С этими словами он повернулся на месте и вышел, оставив Ранкорна с побелевшим лицом и трясущимися руками.
Глава 8
Сэр Герберт Стэнхоуп был взят под стражу. Ему предъявили обвинение, и защищать хирурга взялся Оливер Рэтбоун. В Лондоне он числился одним из самых блестящих адвокатов, и со времени, прошедшего после инцидента с Монком, хорошо познакомился с ним и с Эстер Лэттерли. Хотя называть подобные взаимоотношения дружбой значило одновременно и недооценивать, и переоценивать их прочность.
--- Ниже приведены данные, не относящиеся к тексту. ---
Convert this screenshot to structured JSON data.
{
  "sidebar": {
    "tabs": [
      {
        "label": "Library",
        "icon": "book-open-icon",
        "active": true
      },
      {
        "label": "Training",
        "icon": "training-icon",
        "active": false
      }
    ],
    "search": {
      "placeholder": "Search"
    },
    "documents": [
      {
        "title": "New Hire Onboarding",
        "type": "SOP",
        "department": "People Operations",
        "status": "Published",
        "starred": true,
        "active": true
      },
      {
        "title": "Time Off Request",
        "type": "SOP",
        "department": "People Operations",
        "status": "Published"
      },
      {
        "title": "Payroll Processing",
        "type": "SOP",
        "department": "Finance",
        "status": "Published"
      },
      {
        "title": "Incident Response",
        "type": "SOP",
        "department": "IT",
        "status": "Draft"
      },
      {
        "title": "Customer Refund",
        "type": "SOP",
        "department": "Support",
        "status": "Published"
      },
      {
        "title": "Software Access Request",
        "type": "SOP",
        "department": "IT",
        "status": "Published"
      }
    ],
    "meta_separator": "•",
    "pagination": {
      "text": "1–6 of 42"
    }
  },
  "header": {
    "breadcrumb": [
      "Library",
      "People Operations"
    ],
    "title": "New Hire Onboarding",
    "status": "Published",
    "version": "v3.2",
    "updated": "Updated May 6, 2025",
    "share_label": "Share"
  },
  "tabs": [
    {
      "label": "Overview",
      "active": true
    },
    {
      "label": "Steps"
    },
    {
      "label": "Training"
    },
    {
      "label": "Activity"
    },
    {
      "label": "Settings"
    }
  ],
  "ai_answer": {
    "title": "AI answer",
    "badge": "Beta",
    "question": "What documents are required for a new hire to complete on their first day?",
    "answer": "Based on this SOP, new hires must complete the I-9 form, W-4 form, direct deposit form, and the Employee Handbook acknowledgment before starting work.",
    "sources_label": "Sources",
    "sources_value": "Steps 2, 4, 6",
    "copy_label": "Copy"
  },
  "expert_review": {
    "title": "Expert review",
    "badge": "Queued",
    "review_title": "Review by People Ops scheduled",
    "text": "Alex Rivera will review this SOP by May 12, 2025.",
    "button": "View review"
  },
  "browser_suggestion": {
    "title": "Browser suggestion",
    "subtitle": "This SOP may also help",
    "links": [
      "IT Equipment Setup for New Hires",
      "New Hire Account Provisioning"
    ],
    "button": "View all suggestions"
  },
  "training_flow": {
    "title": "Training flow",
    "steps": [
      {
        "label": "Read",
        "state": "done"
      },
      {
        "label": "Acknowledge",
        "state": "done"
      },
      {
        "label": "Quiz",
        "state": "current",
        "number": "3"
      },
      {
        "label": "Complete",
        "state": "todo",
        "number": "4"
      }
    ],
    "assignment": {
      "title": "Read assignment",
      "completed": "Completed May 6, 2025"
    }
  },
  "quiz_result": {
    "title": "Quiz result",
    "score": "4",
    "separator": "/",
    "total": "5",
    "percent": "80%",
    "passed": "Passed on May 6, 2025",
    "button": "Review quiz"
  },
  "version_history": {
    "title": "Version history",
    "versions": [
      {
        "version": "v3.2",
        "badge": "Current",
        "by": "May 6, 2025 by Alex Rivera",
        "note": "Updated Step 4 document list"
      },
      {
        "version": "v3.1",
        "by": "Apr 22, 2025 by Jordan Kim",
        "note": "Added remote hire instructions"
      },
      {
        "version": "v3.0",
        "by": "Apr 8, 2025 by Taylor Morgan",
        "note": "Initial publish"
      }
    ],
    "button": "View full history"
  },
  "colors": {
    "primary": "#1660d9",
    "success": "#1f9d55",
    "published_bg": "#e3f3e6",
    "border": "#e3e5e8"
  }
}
С Уильямом вообще трудно было поддерживать постоянные отношения, однако мужчины уважали друг друга почти до восхищения, и каждый из них полностью доверял не только компетенции, но и профессиональной добросовестности другого.
Однако на уровне личном их отношения были иными. Монк считал Рэтбоуна излишне надменным и самодовольным. Манеры адвоката время от времени раздражали вспыльчивого детектива, заставляя его терять и без того скудное терпение. Со своей стороны Оливер также считал сыщика надменным, колким, самодовольным и неуместно безжалостным.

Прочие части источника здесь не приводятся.